Unable to make the mentioned regular expression to work in sed command
After working for long, I made my sed command to work. Below is the command which worked.
sed -E 's@^[^<]?(https?://(www\.)?[-a-zA-Z0-9@:%._\+~#=]{1,256}\.[a-zA-Z0-9()]{1,6}\b([-a-zA-Z0-9()@:%_\+.~#?&=]*))[^>]?$@<\1>@gm;t' websites.txt > output.txt
You can find the sample implementation of the command in here.
Since, the regex has already fulfilled the requirement of the person for whom I'm writing this requirement for; I needed to get help only regarding the command syntax (although any improvements are heartily welcomed); I want the command to work with the same regular expression pattern.
Things which I was unaware previously and learnt now:
I didn't knew anything about
-E
flag. Now I know; that-E
uses POSIX "extended" syntax ("ERE"). Thanks to @GordonDavisson and @Sundeep. Further reading.I didn't know with clarity that sed doesn't supports look-around. But now I know sed doesn't support look-around. Thanks to @dmitri-chubarov. Further reading
I didn't knew sed doesn't support non-capturing groups too. Thanks to @Sundeep for solving this part. Further Reading
I didn't knew about GNU sed as a specific command line tool. Thanks to @oguzismail for this. Further reading.
With respect to the command in your answer:
sed -E 's@^[^<]?(https?://(www\.)?[-a-zA-Z0-9@:%._\+~#=]{1,256}\.[a-zA-Z0-9()]{1,6}\b([-a-zA-Z0-9()@:%_\+.~#?&=]*))[^>]?$@<\1>@gm;t'
Here's a few notes:
Your posted sample input has 1 URL per line so AFAIK the gm;t
at the end of your sed command is doing nothing useful so either your input is inadequate or your script is wrong.
The hard-coded ranges a-z
, A-Z
, and 0-9
include different characters in different locales. If you meant to include all (and only) lower case letters, upper case letters, and digits then you should replace a-zA-Z0-9
with the POSIX character class [:alnum:]
. So either change to use a locale-independent character class or specify the locale you need on your command line depending in your requirements for which characters to match in your regexp.

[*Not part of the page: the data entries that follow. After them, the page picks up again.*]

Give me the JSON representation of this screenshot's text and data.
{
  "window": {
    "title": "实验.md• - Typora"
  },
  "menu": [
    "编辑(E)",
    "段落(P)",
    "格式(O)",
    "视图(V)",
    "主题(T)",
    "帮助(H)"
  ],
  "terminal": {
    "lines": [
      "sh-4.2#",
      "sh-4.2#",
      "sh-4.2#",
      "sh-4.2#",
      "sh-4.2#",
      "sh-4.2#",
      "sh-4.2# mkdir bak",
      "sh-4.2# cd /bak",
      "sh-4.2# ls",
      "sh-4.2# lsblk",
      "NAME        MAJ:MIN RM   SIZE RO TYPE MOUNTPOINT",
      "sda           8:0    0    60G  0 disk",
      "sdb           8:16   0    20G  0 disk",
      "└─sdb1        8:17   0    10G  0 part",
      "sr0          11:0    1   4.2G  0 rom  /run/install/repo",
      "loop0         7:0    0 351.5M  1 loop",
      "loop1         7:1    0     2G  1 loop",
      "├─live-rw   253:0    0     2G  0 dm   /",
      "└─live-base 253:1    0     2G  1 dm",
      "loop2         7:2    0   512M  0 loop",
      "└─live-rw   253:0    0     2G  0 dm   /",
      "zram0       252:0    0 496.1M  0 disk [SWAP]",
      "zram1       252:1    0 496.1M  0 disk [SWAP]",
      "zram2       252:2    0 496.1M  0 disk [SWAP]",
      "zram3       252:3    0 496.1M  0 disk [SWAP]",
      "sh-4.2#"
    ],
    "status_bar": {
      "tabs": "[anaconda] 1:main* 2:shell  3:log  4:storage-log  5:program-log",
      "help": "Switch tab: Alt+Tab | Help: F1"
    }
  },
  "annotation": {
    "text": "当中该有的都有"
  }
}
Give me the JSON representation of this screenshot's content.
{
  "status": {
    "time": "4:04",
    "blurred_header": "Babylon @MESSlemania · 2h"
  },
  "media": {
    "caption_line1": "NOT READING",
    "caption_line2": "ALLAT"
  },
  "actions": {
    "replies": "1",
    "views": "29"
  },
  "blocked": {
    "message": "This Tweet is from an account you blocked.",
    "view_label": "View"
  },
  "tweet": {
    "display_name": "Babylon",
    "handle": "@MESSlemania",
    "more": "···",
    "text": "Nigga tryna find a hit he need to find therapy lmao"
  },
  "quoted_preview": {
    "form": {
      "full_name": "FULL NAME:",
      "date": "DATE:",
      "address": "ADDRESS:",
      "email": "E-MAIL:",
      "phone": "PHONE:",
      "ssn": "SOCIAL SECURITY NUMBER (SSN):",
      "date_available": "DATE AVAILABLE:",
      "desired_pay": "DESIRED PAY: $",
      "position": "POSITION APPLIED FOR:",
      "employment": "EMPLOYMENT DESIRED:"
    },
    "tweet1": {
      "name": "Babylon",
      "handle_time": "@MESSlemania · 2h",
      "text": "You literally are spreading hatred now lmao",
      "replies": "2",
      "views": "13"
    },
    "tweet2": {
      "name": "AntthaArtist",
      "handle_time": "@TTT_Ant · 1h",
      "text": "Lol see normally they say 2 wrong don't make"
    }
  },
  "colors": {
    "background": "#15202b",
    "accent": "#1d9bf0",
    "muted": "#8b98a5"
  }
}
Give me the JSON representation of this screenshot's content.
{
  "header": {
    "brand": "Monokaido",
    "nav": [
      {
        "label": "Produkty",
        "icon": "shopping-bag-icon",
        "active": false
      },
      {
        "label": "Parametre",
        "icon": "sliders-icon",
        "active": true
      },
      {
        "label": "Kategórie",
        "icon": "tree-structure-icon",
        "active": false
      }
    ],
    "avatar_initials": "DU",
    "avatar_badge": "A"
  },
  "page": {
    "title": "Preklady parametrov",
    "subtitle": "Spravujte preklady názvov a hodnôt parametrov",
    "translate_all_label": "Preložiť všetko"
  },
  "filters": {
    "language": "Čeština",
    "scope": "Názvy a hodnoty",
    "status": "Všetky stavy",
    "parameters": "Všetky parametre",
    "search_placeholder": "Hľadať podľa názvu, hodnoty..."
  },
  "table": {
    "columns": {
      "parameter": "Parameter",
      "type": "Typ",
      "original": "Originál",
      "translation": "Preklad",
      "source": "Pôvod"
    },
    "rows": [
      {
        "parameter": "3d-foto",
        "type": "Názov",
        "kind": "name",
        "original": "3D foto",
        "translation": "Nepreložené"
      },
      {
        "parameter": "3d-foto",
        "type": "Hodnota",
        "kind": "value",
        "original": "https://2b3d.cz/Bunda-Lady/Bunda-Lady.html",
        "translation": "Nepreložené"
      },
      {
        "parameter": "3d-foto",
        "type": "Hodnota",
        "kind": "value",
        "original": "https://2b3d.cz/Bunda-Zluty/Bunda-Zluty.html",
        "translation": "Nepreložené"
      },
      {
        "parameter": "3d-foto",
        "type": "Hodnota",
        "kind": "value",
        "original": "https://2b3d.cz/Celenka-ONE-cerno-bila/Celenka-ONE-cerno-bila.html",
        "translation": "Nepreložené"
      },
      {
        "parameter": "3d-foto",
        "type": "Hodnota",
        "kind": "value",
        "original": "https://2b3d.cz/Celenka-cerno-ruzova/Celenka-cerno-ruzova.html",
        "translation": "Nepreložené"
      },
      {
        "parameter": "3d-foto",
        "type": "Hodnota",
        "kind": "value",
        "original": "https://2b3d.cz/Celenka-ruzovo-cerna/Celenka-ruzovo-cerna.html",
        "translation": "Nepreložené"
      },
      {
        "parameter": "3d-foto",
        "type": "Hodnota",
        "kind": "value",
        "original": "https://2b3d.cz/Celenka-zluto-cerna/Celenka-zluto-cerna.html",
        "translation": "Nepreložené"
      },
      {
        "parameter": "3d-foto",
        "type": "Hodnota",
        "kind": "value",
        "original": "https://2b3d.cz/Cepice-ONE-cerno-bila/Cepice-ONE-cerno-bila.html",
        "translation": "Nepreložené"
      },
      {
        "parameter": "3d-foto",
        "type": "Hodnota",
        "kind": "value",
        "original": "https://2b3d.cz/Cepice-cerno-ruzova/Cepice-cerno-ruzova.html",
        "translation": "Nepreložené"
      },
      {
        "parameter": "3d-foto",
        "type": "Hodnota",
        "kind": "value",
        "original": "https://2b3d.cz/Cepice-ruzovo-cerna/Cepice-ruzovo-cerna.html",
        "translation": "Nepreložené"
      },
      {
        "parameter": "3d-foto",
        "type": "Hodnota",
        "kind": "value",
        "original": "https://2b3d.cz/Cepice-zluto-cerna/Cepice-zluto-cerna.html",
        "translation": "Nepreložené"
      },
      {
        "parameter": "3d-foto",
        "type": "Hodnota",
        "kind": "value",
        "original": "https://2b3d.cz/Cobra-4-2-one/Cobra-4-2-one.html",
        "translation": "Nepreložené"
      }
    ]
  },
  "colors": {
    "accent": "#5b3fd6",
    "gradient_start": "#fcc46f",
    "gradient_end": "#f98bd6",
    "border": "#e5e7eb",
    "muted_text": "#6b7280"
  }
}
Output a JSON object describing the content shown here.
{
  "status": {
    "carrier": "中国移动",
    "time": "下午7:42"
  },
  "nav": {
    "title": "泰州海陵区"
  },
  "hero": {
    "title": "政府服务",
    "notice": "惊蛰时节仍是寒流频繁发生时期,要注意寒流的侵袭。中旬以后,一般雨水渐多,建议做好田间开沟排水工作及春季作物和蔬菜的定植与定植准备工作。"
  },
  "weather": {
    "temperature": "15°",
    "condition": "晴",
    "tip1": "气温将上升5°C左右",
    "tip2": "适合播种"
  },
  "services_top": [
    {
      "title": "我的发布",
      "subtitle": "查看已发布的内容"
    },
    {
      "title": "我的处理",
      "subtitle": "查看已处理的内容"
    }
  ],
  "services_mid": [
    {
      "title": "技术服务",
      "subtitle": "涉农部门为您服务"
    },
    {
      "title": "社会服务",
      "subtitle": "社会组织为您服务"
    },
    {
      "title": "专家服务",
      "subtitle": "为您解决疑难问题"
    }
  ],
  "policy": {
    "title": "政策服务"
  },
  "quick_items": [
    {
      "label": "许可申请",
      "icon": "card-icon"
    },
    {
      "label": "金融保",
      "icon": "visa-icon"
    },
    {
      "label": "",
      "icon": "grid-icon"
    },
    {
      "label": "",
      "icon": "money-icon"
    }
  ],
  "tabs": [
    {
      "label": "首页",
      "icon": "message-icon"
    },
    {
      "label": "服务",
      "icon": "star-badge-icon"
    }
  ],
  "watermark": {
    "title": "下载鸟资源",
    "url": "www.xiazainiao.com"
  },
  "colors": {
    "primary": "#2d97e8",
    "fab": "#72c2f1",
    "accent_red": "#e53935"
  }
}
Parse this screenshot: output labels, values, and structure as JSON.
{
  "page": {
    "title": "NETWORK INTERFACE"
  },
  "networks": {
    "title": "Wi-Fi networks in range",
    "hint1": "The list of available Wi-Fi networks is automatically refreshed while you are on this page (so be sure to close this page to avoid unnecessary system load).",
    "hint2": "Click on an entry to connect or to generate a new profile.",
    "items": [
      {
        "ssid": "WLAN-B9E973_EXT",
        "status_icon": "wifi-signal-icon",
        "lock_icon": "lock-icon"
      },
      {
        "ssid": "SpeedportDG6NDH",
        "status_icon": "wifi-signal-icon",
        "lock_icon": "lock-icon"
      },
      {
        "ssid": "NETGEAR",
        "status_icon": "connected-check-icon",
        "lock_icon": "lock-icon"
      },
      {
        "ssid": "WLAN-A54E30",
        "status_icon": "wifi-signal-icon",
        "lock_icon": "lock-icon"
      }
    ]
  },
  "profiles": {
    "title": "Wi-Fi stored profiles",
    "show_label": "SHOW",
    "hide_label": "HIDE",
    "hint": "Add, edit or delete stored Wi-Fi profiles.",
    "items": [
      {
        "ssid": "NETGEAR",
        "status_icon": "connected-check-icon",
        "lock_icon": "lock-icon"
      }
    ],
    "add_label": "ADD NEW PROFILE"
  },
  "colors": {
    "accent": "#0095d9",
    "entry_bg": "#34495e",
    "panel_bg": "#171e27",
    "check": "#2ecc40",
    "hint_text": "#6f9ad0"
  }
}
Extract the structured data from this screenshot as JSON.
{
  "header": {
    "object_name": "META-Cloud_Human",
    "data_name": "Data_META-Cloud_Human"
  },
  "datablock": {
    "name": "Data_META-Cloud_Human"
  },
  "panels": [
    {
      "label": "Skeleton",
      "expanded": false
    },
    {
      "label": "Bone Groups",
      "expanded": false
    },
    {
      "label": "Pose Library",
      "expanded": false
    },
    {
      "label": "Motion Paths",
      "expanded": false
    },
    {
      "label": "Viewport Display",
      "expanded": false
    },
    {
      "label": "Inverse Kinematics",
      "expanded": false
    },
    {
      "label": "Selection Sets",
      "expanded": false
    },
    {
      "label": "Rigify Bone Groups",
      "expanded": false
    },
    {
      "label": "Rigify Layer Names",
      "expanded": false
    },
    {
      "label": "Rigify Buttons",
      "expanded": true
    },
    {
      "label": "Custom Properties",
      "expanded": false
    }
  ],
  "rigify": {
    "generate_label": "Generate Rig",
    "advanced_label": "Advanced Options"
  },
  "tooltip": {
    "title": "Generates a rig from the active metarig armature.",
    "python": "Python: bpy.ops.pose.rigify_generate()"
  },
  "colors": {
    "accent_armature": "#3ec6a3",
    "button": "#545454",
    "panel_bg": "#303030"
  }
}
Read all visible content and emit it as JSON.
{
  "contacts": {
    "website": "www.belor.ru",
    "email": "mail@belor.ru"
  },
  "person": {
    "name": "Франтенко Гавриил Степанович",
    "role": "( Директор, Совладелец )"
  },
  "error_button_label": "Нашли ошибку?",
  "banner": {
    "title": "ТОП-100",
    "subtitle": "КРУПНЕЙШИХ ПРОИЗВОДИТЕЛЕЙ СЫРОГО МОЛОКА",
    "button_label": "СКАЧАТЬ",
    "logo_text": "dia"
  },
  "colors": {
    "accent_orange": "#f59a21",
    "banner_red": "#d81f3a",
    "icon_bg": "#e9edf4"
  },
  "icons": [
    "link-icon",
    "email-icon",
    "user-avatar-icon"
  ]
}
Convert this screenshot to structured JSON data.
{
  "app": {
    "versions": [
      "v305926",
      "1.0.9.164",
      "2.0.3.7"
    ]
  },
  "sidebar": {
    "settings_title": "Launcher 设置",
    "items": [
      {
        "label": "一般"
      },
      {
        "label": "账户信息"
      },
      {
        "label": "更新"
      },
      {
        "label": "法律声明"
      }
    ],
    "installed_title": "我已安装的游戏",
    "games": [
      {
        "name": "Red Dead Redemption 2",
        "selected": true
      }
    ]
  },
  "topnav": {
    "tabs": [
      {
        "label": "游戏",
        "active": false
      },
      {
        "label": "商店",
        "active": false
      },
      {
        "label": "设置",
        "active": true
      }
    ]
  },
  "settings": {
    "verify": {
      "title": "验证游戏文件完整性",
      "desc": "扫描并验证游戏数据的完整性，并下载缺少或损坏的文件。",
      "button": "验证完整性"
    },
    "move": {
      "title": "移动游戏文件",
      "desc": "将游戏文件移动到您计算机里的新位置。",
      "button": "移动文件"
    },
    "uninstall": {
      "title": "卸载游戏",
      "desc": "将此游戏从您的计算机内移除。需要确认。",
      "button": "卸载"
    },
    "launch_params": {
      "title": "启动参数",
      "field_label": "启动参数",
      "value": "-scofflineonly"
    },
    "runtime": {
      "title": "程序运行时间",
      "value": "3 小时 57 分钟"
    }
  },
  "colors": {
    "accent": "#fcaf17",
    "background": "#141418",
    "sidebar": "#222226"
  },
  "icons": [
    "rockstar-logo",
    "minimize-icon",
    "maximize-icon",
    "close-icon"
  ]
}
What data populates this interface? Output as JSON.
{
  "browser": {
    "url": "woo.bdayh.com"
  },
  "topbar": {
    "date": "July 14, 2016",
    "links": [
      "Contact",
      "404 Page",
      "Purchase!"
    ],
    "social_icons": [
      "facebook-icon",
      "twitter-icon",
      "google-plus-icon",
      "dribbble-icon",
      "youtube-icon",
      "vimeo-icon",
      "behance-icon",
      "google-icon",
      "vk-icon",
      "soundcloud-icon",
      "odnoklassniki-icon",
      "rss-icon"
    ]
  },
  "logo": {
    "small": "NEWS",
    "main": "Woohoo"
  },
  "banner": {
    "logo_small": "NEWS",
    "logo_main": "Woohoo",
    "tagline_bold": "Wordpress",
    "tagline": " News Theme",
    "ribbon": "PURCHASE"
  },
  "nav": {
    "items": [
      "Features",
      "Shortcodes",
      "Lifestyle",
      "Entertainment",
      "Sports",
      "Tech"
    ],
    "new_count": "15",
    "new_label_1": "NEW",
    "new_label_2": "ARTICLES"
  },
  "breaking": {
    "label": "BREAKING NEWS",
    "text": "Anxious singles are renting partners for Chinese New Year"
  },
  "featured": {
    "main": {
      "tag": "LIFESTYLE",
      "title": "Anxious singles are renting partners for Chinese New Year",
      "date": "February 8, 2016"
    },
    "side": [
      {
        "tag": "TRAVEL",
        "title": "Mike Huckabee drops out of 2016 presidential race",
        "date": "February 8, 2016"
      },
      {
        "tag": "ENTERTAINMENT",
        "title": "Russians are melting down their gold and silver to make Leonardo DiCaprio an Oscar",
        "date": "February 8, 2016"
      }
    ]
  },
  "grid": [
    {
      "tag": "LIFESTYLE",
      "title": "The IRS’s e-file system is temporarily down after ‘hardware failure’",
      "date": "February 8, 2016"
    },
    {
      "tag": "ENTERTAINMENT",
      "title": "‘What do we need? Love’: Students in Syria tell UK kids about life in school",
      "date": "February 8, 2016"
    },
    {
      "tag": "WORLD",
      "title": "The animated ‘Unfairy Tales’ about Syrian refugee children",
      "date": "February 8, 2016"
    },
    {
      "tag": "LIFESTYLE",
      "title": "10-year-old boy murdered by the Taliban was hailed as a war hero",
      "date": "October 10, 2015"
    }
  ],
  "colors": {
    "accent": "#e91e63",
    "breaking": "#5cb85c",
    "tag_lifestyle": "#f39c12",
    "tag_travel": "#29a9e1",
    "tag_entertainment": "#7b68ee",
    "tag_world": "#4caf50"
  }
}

Like most characters, the character +
is literal inside a bracket expression so it shouldn't be escaped - change \+
to just +
.
The bracket expression [^<]?
means "1 or 0 occurrences of any character that is not a <
" and similarly for [^>]?
so if your "url" contained random characters at the start/end it'd be accepted, e.g.:
echo 'xhttp://foo.bar%' | sed -E 's@^[^<]?(https?://(www\.)?[-a-zA-Z0-9@:%._\+~#=]{1,256}\.[a-zA-Z0-9()]{1,6}\b([-a-zA-Z0-9()@:%_\+.~#?&=]*))[^>]?$@<\1>@gm;t'
<http://foo.bar%>
I think you meant to use <?
and >?
instead of [^<]?
and [^>]?
.
Your regexp would allow a "url" that has no letters:
echo 'http://=.9' | gsed -E 's@^[^<]?(https?://(www\.)?[-a-zA-Z0-9@:%._\+~#=]{1,256}\.[a-zA-Z0-9()]{1,6}\b([-a-zA-Z0-9()@:%_\+.~#?&=]*))[^>]?$@<\1>@gm;t'
<http://=.9>
If you edit your question to provide more truly representative sample input and expected output (including cases you do not want to match) then we can help you BUT based on a quick google of what a valid URL is it looks like there are several valid URLs that'd be disallowed by your regexp and several invalid ones that'd be allowed so you might want to ask about that in a question tagged with url
or similar (with the tags you currently have we can help you implement your regexp but there may be better people to help with defining your regexp).